Nem os circos são locais adequados para actividades de educação e sensibilização ambiental, nem os circos são capazes de promover a preservação das espécies. São extremamente raros os casos de reprodução de animais de circos, para além de que a forma como se obtêm as espécies selvagens nem sempre é lícita. O facto de existir uma actividade comercial que utiliza animais selvagens estimula o tráfico ilegal, prática reconhecida internacionalmente como criminosa, quer para substituir os animais que já não são lucrativos, quer para obter espécies que sejam novidade para o espectáculo. Recorrer aos circuitos legais, os jardins zoológicos, requer tempo (para as licenças e controlos) e preços elevados que nem sempre são atraentes para uma actividade em declínio, como nem sempre permite obter todo o tipo de espécies desejadas para trazer maior atractividade ao espectáculo e maiores receitas à actividade.

O relatório “Animais em circos: legislação e controlo na União Europeia”, realizado pela bióloga Leonor Galhardo, consultora do Eurogrupo para o Bem-Estar Animal, e publicado em 2005, conclui que nos cerca de mil circos existentes na Europa são utilizados muitos animais de espécies ameaçadas, classificadas para protecção e nascidas em meio selvagem.

Em relação aos cerca de 20 espectáculos com animais que existem em Portugal, o estudo conclui que são “maus” a nível do bem-estar dos animais utilizados, nomeadamente pelas condições em que são mantidos e a forma como são tratados pelos tratadores e treinadores. Refere a investigadora, em entrevista à Lusa, que “os animais têm as suas necessidades e dignidade próprias e o ambiente do circo não é o adequado para exibir a natureza dos animais”, considerando que a única forma de respeitar as necessidades destes animais é a proibição da sua utilização em circos.

Perigo à saúde e segurança pública

Os circos com animais selvagens, devido ao facto de serem itinerantes, apresentam fragilidades em termos de segurança para o público, mas também para os próprios animais. Existem vários relatos de ataques de animais ao público, a visitantes que se aproximam das zonas de alojamento e mesmo a fuga de animais do circo. Tome-se como exemplo o caso, ocorrido no final de Janeiro de 2008, em que dois tigres do circo Chen escaparam da carruagem de transporte de animais à entrada da cidade da Azambuja.

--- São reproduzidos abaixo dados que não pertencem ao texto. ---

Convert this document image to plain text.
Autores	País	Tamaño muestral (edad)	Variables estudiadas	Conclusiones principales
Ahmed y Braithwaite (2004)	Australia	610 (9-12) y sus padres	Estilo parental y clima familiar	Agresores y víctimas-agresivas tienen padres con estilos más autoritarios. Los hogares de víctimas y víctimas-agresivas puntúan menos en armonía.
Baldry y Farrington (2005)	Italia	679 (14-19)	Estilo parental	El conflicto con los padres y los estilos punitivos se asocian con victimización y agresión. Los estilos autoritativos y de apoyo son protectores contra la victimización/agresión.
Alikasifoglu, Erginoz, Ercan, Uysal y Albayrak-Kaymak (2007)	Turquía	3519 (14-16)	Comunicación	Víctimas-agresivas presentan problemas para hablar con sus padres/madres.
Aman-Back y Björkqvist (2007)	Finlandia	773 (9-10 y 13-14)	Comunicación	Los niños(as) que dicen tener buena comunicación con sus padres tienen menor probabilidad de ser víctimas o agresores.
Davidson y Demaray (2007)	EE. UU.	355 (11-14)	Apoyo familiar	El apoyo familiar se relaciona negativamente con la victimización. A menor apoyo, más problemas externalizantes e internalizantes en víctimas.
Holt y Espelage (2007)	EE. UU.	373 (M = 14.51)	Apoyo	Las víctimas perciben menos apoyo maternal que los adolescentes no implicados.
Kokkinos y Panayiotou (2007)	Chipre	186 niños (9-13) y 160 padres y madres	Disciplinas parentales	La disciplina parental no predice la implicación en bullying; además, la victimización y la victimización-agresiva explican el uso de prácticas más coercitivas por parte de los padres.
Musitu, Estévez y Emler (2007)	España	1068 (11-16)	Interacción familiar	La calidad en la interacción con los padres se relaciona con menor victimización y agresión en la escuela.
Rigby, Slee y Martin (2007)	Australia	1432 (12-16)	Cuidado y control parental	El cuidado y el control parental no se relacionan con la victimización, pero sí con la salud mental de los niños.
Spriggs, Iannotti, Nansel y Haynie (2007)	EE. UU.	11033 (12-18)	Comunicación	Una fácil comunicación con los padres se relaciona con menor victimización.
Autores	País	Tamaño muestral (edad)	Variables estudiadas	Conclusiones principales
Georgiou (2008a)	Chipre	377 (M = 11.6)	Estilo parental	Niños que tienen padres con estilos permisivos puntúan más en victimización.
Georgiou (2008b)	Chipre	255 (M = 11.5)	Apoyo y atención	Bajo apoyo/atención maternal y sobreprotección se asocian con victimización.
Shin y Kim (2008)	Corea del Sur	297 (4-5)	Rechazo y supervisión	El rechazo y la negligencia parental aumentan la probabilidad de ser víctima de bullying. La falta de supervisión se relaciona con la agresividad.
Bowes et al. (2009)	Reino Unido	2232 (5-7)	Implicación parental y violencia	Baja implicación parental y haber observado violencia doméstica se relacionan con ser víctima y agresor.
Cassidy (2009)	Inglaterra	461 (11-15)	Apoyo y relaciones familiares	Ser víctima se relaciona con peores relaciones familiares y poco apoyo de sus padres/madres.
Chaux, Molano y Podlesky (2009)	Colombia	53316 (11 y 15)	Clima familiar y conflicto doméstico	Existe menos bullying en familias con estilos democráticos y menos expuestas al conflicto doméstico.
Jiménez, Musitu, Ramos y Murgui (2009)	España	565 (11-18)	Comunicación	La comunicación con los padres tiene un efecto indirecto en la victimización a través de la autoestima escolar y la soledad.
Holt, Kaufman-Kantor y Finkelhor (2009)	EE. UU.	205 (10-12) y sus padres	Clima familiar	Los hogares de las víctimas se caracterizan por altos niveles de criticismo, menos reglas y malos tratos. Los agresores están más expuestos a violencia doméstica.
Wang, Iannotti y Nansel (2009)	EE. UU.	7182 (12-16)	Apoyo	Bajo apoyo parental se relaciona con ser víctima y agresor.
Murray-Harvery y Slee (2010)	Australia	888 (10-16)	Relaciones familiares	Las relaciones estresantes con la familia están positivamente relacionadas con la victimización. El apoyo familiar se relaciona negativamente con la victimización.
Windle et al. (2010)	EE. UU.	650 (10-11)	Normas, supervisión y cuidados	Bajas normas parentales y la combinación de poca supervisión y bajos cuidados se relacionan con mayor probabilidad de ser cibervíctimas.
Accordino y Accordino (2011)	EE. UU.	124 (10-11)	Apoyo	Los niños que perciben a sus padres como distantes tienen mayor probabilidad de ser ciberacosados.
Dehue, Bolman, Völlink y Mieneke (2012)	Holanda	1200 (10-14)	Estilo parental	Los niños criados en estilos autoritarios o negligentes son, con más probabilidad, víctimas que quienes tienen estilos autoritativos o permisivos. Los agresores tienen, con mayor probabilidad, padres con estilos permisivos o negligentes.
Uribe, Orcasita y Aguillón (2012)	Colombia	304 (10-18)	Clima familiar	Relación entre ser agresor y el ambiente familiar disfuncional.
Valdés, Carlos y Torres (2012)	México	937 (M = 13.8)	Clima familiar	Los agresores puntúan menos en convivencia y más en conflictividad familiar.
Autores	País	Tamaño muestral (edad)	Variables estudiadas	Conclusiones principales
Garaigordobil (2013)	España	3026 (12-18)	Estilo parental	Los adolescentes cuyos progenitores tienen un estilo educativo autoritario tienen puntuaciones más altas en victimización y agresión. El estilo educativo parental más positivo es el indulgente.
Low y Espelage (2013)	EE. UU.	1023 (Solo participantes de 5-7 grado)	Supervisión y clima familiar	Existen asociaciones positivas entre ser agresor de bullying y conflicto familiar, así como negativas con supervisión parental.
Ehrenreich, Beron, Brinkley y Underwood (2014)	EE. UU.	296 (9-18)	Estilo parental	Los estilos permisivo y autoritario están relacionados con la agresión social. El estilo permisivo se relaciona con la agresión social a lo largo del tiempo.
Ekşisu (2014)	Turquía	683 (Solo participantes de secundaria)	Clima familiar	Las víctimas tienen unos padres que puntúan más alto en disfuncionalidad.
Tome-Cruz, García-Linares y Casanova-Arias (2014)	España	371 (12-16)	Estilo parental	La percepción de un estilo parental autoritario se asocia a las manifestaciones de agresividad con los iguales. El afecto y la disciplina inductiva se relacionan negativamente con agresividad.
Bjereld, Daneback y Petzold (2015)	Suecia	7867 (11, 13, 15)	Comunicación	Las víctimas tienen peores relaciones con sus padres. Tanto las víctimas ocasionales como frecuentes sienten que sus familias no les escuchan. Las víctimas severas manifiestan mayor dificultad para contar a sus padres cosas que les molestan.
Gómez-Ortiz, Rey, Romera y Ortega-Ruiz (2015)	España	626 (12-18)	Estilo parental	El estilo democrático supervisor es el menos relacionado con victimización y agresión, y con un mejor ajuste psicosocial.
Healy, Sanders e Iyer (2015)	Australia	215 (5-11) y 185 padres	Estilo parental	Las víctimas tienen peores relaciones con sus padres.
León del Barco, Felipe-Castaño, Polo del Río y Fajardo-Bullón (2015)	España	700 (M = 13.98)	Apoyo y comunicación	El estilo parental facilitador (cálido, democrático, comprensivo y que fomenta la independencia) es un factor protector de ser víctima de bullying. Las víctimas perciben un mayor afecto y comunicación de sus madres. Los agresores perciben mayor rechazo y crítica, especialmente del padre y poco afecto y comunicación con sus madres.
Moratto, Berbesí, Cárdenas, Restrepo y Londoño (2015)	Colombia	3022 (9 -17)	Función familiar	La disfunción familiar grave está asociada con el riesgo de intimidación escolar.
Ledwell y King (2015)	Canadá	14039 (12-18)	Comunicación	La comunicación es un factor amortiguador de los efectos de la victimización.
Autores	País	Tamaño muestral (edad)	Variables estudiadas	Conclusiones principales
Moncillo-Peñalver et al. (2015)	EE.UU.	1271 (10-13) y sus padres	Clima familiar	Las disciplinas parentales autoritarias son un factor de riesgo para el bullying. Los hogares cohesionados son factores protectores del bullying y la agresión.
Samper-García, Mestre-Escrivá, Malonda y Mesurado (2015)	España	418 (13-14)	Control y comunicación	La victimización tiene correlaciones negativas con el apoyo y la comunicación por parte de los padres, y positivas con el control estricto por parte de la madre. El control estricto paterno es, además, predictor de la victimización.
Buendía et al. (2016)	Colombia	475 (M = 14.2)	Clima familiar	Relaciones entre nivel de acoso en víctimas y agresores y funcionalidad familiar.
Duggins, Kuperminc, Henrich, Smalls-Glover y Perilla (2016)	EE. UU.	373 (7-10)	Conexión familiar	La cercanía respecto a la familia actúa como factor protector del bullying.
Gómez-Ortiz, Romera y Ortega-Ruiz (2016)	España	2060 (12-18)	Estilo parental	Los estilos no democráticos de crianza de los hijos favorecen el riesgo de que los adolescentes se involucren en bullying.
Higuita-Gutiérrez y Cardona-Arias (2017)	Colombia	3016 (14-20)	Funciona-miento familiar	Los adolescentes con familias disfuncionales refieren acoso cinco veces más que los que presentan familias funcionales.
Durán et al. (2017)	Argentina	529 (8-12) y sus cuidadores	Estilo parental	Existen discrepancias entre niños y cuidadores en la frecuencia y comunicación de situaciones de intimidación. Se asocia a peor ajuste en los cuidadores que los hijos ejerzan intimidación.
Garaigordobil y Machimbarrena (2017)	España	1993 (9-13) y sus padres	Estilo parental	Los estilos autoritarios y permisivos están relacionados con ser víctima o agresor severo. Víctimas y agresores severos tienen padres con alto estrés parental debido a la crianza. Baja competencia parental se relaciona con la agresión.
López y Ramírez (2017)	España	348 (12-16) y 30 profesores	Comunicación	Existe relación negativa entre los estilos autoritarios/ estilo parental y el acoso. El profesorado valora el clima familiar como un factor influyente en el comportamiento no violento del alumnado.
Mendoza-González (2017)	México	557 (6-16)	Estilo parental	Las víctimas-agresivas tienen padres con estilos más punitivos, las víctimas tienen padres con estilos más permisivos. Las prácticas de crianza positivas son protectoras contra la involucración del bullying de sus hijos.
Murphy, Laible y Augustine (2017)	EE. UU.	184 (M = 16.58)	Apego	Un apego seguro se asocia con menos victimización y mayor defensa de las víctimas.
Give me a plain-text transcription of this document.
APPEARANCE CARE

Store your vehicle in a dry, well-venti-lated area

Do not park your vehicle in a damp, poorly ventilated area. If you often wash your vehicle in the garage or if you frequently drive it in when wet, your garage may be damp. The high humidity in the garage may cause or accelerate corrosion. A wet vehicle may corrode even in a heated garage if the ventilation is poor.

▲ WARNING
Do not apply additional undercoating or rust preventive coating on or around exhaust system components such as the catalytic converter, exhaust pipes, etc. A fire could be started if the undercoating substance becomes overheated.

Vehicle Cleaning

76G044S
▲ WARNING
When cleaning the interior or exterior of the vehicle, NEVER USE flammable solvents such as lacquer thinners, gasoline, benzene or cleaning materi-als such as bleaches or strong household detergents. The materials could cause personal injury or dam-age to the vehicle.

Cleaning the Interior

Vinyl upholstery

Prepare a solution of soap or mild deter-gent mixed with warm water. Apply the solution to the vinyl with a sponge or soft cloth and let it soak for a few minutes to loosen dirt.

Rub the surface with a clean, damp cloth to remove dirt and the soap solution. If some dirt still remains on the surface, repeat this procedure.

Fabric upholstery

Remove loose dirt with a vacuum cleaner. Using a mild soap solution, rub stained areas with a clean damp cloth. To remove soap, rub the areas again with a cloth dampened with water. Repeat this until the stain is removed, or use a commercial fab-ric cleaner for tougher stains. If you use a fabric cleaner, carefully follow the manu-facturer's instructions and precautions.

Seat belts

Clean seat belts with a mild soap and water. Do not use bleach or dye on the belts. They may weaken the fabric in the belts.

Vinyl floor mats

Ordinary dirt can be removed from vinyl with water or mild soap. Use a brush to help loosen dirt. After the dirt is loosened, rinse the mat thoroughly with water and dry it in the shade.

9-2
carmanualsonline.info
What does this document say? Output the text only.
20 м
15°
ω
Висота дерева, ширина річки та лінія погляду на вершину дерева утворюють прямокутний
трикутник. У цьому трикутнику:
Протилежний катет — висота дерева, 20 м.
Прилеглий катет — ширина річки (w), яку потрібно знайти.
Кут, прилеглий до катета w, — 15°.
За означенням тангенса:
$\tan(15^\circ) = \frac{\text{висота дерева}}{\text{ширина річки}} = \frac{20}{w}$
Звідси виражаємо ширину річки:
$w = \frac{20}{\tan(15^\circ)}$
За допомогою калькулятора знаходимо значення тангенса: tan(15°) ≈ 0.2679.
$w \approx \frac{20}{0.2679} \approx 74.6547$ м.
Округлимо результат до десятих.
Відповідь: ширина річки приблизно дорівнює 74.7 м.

Os circos também não estão preparados para garantir boas condições de nutrição e saúde animal, pois não há uma vigilância veterinária permanente, nem os seus tratadores detêm, de uma forma geral, conhecimentos técnicos formais sobre estas matérias. Deste modo, não é de menosprezar a possibilidade de o circo com animais selvagens ser um foco de doenças transmissíveis a outros animais e mesmo às pessoas, sobretudo porque não existe um sistema de vacinação eficiente para os animais selvagens.

Hoje em dia, as preocupações internacionais e nacionais com a preservação das espécies selvagens e dos seus habitats, as quais têm levado à produção de muita legislação ambiental e de bem-estar animal e ao crescimento das actividades de educação e sensibilização ambiental, não são compatíveis com a manutenção e utilização dos animais selvagens em circos. A avaliação do decorrer deste processo, associado à existência de medidas de apoio às artes do circo para a requalificação da actividade, deve conduzir ao alargamento da proibição de utilização de animais domésticos nos espectáculos.”